O Brasil vive em meio a uma “guerra não declarada” e o combate a ela passa pela descriminalização e legalização das drogas. É o que afirmaram os jornalistas investigativos Caco Barcellos e Misha Glenny na mesa Os Olhos da Rua, realizada nesta quinta-feira na 14a Festa Literária Internacional de Paraty. Enquanto o brasileiro afirmou que “quem proíbe as drogas é a favor do tráfico”, o inglês disse que a “legalização é o futuro de um mundo racional” onde o ser humano é o centro das decisões políticas.
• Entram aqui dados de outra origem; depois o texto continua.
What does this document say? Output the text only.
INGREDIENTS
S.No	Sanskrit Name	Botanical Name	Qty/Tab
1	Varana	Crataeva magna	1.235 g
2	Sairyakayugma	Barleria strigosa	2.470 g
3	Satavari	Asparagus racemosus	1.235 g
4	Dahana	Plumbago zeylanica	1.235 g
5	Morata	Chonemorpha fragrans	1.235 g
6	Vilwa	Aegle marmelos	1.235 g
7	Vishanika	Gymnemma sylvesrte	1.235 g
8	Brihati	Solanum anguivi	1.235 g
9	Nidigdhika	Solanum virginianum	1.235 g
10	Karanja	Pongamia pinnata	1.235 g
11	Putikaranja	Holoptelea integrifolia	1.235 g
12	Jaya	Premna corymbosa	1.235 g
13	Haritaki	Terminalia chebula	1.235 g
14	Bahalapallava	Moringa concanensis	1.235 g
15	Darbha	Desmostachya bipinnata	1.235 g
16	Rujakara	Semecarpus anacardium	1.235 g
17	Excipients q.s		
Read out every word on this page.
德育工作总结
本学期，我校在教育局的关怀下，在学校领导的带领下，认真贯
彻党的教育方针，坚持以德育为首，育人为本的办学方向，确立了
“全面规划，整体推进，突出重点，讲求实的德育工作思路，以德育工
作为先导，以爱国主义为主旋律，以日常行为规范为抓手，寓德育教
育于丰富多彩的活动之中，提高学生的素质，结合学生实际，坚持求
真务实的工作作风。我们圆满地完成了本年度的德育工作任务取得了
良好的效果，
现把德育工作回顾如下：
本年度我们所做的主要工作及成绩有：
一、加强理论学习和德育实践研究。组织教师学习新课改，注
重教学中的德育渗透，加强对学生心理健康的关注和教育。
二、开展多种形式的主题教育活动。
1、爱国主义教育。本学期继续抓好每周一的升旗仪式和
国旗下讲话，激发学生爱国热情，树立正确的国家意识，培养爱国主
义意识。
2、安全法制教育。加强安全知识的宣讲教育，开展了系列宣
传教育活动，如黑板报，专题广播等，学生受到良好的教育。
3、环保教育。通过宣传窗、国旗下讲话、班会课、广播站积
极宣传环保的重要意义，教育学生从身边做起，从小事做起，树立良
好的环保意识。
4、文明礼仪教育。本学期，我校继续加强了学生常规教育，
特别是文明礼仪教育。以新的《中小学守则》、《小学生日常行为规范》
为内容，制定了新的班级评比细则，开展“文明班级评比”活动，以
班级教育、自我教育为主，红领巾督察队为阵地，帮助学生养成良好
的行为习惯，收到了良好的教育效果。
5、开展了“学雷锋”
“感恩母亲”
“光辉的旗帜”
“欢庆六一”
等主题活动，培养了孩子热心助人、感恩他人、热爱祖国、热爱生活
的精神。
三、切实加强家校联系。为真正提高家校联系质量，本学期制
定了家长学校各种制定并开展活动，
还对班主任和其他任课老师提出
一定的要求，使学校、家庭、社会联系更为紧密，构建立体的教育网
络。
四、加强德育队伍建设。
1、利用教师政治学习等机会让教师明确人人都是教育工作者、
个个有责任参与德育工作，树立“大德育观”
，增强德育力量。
“Quem ganha com a ilegalidade, a não ser o traficante e o funcionário desonesto, que ao invés de combater acaba se beneficiando?”, questionou Barcellos, que foi enfático também ao dizer que qualquer política pública de saúde que se refere as drogas e excluí o álcool – devastador de milhares de famílias – é hipócrita. O jornalista, que lança o livro Profissão Repórter 10 Anos, é autor também de Abusado (2003), sobre o narcotraficante Marcinho VP, e do clássico Rota 66 (1992), uma denúncia dos crimes da PM paulista. Glenny, por sua vez, está lançando na Flip O Dono do Morro, sobre o traficante Nem da Rocinha.
A mesa, com forte tom político, lotou a Tenda dos Autores e foi muito aplaudida pelo público. Barcellos provocou os presentes ao dizer, “com todo o respeito”, que as empregadas domésticas são mais bem-informados do que qualquer intelectual que estava ali, já que elas conhecem profundamente tanto o mundo dos “bacanas”, seus patrões, quanto o universo pobre em que vivem. O repórter disse também que a “guerra brasileira”, que deixou nos últimos anos mais mortos do que uma Guerra do Iraque, não nos impressiona mais pelo simples fato de que as principais vítimas são os pobres e desprotegidos, e não “nós”, membros da elite do País.
Com seu português pausado, mas fluente, Glenny contou um pouco de suas impressões sobre o Brasil, especialmente as que teve ao começar suas pesquisas. A ausência do Estado na Rocinha, o imenso poder de um traficante que controla toda uma comunidade, assim como os números de mortos gerados pela guerra ao tráfico foram alguns dos fatos que mais o impressionaram – e o incentivaram a escrever o livro. Sobre Nem, traficante que conseguiu trazer relativa segurança para a Rocinha, o repórter afirmou que seu poder era baseado em três pilares: monopólio da violência, apoio da comunidade e corrupção. “E ele viu que, trazendo segurança, os negócios seriam mais bem-sucedidos.”
Por fim, os dois autores falaram sobre a escolha de retratar em seus livros personagens do mundo do crime, e das acusações que receberam de estar “dando voz a bandidos”. Para Barcellos, contar a história dos morros é também aproximar estes mundos distantes, o do “bacana” e o da “empregada doméstica”, e perceber que é preciso convívio. “Nunca vi um promotor na favela, nem um juiz, e até mesmo poucos repórteres.” E concluiu: “Algumas pessoas me criticaram por dar voz a um bandido. E eu perguntava: ‘Então, por que no caso de um governador que desvia grandes quantias de verba você dá voz a esse tipo de pessoa?”